Avez-vous déjà ramassé des espèces de poches rectangulaires rigides sur la plage, et saviez-vous qu’elles peuvent contenir non seulement des bébés requins, mais également des informations capitales pour les scientifiques ? Les oothèques, ou « capsules d’œufs », sont les œufs produits par certains poissons cartilagineux (chondrichtyens), comme les requins, les raies, ou les chimères. Les spécialistes qui étudient ces espèces considèrent depuis longtemps que ces capsules aux formes variées sont d’excellents indicateurs taxonomiques, c’est-à-dire qu’une espèce est facilement identifiable à partir de son oothèque. Mais la difficulté avec les oothèques, parfois appelées « bourses de sirènes », c’est qu’on ne les trouve pas souvent accompagnées du poisson qui les a pondues ! Voilà qui complique bien la tâche des chercheurs, et ce ne sont pas les auteurs de cette récente étude parue dans le Journal of Fish Biology qui diront le contraire.
Tout a commencé par la description en 2011 d’oothèques avec une étrange morphologie, leurs deux faces étaient couvertes de stries qui, une fois coupées transversalement, montraient une forme de T bien particulière.

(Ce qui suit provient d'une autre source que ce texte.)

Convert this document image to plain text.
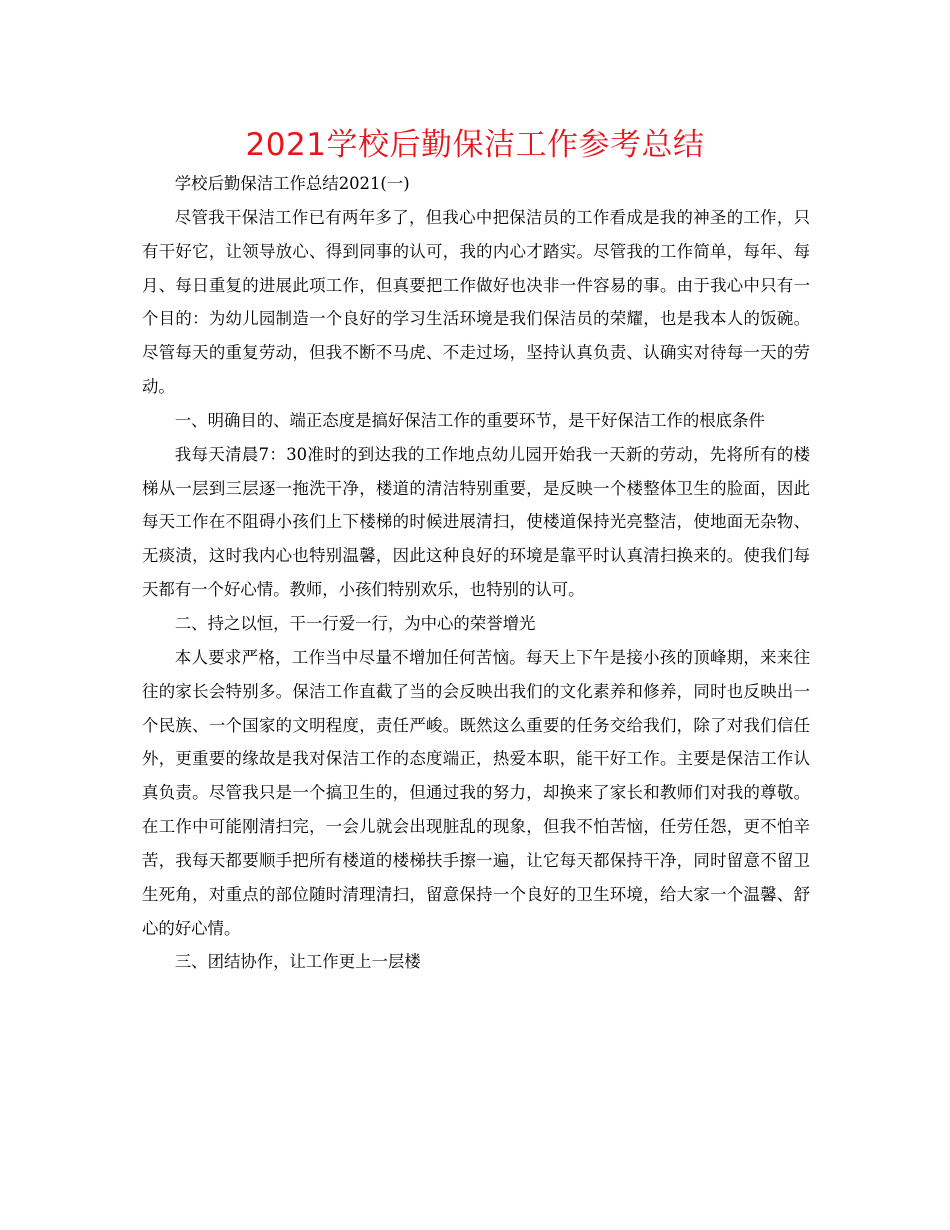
2021学校后勤保洁工作参考总结

学校后勤保洁工作总结2021(一)

尽管我干保洁工作已有两年多了，但我心中把保洁员的工作看成是我的神圣的工作，只有干好它，让领导放心、得到同事的认可，我的内心才踏实。尽管我的工作简单，每年、每月、每日重复的进展此项工作，但真要把工作做好也决非一件容易的事。由于我心中只有一个目的：为幼儿园制造一个良好的学习生活环境是我们保洁员的荣耀，也是我本人的饭碗。尽管每天的重复劳动，但我不断不马虎、不走过场，坚持认真负责、认确实对待每一天的劳动。

一、明确目的、端正态度是搞好保洁工作的重要环节，是干好保洁工作的根底条件

我每天清晨7：30准时的到达我的工作地点幼儿园开始我一天新的劳动，先将所有的楼梯从一层到三层逐一拖洗干净，楼道的清洁特别重要，是反映一个楼整体卫生的脸面，因此每天工作在不阻碍小孩们上下楼梯的时候进展清扫，使楼道保持光亮整洁，使地面无杂物、无痰渍，这时我内心也特别温馨，因此这种良好的环境是靠平时认真清扫换来的。使我们每天都有一个好心情。教师，小孩们特别欢乐，也特别的认可。

二、持之以恒，干一行爱一行，为中心的荣誉增光

本人要求严格，工作当中尽量不增加任何苦恼。每天上下午是接小孩的顶峰期，来来往往的家长会特别多。保洁工作直截了当的会反映出我们的文化素养和修养，同时也反映出一个民族、一个国家的文明程度，责任严峻。既然这么重要的任务交给我们，除了对我们信任外，更重要的缘故是我对保洁工作的态度端正，热爱本职，能干好工作。主要是保洁工作认真负责。尽管我只是一个搞卫生的，但通过我的努力，却换来了家长和教师们对我的尊敬。在工作中可能刚清扫完，一会儿就会出现脏乱的现象，但我不怕苦恼，任劳任怨，更不怕辛苦，我每天都要顺手把所有楼道的楼梯扶手擦一遍，让它每天都保持干净，同时留意不留卫生死角，对重点的部位随时清理清扫，留意保持一个良好的卫生环境，给大家一个温馨、舒心的好心情。

三、团结协作，让工作更上一层楼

Le premier chercheur, après avoir examiné l’embryon contenu dans un des œufs, en a conclu qu’il appartenait au genre Apristurus, un groupe de roussettes, ou requins-chats.
C’est là que les problèmes commencent, car Apristurus est le plus diversifié des genres de requins ovipares, avec 40 espèces, dont huit vivent en Australie, là où les œufs ont été retrouvés. Heureusement, les scientifiques ont pu éliminer les espèces d’Apristurus dont l’oothèque ne correspondait pas à cette morphologie, et sur les huit il en est resté… aucune.
Mais grâce aux efforts des chercheurs, les musées australiens ont été fouillés au peigne fin pour trouver un spécimen d’Apristurus collecté dans le même environnement que les oothèques, et une femelle adulte a été remise au jour. Son abdomen a pu être examiné : il ne contenait qu’un seul œuf, et il était strié. Miracle !
Les biologistes détenaient enfin une preuve qu’il s’agissait bien d’une nouvelle espèce de roussette, qu’ils baptisèrent Apristurus ovicorrugatus, qui signifie « œufs ondulés ».